Question:

Thank you for your regular emails, they are extremely helpful and I only wish I knew about your site earlier. I learned about it only one month before my interviews, where I should have been heeding your advice one year before.

I am not doing an MBA program, but I attend the top masters program in International Relations, where I study international business. Not many firms come to my campus, but I managed to network my way into interviews with three of the top consulting firms in the Middle East (Booz, Bain, BCG).

Like you mentioned in your last email, I did the same thing wrong on all of them (they were one day apart). All of the firms said I excelled in strategic thinking but I lacked organizational structure, which is not surprising given my educational background. I made it to Round 2 or 3, but didn’t get an offer.

What I have been waiting to hear from your emails is something for people in my situation, who interviewed with the big firms but didn’t get an offer. I am graduating in May, and don’t want to wait a year, so I was wondering if you could talk about smaller firms. I am applying to Monitor, but to be honest, it’s the only one I know because I was so focused on the big firms.

Thanks so much for your help!

 

My Reply:

You have a few options.

First, if you made it to Rounds 2 and 3, I interpret that as your raw ability is high enough to work at a Top 3 firm, but your performance was not.

Performance = Ability + Preparation

This has several implications for you to consider:

a) You can work in consulting and be successful.

b) Had you started preparing much sooner and more aggressively, your outcome likely would have been different.
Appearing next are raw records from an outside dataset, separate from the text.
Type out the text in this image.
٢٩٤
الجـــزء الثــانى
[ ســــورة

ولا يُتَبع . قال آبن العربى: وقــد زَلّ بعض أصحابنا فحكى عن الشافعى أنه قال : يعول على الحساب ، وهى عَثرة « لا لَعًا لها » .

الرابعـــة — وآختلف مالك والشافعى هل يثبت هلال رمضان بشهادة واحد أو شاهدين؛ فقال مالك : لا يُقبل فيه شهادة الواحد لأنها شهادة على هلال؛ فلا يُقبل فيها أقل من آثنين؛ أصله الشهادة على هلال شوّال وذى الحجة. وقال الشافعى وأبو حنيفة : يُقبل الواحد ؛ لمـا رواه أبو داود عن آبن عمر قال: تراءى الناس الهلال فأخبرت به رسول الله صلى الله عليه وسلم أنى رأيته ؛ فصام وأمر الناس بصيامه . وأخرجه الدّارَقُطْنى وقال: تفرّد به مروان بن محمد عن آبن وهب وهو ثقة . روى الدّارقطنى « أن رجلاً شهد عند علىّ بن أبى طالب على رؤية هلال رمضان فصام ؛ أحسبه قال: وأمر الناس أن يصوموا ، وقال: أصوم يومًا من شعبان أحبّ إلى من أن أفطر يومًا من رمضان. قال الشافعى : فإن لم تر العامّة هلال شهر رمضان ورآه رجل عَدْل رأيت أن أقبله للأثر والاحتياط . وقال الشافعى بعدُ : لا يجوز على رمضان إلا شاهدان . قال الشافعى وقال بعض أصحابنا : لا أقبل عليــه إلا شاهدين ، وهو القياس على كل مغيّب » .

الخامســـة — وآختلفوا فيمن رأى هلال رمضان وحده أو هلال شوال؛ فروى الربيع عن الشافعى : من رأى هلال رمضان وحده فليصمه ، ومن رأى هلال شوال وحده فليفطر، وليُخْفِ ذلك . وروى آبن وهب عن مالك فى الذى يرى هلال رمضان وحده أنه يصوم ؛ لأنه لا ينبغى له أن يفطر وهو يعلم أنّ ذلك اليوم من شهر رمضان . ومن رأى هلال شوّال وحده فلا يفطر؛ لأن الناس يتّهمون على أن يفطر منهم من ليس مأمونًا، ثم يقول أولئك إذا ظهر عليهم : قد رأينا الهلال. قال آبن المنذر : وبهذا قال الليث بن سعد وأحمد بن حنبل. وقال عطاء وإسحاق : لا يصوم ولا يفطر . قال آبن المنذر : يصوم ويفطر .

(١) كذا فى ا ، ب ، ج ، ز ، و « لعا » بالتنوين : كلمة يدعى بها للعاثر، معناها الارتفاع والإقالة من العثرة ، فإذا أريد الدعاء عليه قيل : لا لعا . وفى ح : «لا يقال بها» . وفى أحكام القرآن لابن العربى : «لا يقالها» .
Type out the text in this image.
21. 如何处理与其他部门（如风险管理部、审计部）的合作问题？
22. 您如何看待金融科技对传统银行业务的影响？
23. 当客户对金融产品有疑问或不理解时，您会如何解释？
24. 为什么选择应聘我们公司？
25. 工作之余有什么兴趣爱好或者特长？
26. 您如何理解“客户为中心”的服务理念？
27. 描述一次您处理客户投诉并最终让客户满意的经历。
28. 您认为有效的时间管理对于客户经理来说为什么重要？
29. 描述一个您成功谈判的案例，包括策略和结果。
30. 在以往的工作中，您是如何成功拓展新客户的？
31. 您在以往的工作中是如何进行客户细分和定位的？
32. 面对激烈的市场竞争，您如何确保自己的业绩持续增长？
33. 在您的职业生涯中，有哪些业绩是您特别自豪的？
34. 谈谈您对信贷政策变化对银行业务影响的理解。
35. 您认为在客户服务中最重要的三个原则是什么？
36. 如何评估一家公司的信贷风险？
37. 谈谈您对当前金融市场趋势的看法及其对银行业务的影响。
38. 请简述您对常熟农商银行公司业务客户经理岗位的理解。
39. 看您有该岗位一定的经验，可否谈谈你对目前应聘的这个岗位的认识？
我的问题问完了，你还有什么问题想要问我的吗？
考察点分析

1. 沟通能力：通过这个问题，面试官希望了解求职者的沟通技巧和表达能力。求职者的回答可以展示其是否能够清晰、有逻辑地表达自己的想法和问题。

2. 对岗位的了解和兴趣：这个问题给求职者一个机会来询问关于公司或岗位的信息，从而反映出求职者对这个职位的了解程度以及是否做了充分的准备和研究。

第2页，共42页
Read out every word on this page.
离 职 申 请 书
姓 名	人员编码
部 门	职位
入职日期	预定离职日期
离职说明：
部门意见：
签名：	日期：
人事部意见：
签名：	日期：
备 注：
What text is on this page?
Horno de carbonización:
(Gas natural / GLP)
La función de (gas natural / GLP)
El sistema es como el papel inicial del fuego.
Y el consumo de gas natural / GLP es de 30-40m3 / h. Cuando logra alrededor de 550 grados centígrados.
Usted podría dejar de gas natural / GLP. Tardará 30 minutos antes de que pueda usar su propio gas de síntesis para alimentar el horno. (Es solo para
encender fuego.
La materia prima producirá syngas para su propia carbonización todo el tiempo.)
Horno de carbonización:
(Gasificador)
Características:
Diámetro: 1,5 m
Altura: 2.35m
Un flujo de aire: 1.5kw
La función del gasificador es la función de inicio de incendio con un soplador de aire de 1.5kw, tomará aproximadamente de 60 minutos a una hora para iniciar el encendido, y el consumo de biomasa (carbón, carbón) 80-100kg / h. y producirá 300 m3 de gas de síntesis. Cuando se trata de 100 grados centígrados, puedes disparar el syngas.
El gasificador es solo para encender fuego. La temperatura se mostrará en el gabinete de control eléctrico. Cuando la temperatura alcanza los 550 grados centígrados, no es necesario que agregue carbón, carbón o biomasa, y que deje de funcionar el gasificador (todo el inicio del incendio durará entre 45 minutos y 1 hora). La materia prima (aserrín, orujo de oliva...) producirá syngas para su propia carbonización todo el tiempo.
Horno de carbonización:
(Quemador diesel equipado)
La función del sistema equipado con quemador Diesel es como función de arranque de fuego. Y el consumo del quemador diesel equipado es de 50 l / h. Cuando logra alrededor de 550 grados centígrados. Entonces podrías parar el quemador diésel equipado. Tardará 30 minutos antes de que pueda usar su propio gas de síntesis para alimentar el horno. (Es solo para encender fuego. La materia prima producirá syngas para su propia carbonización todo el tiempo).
c) If you plan to continue focusing on consulting, start preparing more extensively right now.

On this last point, the tendency most people have is to secure the interview and then to prepare for the interview.  Now in most professions, that’ll probably work. But consulting is extremely competitive.

You are competing against people who have be preparing three, twelve, or in some cases eighteen months in advance. Quite often these are people who have just as much raw ability and talent as you do…and in some cases even more than you do.

I remember exchanging emails with one of my F1Y who was a student at Harvard Business School (might have been Harvard Law School). He spent 300 hours preparing with my materials and practicing with friends… that is a lot of preparation (and talent).

Second, given that you’ve missed out on the most recent opportunity with your Top 3 firms, you have two options. One is easier than the other, but both are possible.

a) Look to interview at other Top 10 firms. Some may or may not have a strong presence in the Middle East, but here are some companies that are well respected, do very similar work to the firms you’ve been considering, but are a little less competitive on the recruiting side:

  • AT Kearney
  • Monitor
  • LEK
  • Oliver Wyman
  • Roland Berger
  • Deloitte – Strategic Planning Practice
  • Accenture – Strategic Planning Practice

Also I noticed that you did not interview with McKinsey. You should try to interview there as well.

b) The other option is to re-apply at the firms you’ve already been rejected at.  The stated policy at most firms is to wait two years, but there’s another way to get re-considered sooner than that.

First, you need to work ridiculously hard to “ace the case”. Do not even bother attempting this strategy until you’re willing to get extremely good at cases… because it will take you potentially an enormous amount of energy to secure a second chance interview.

If you will not be prepared for it, don’t even bother.

The key is to network with these firms (ideally in about three to six months), say you’ve learned from your mistakes, were a little under-prepared the first time, and would like another attempt.  You have to develop an advocate who is an insider who will push for you to get a second chance.

Most people in consulting will not risk their reputation internally to get you another interview unless they are very sure that you’re much better than you were last time.

I have my CIBs do this successfully, but it is not easy to pull off for the reasons I stated above.

Regardless of your choices, good luck on the rest of your recruiting process.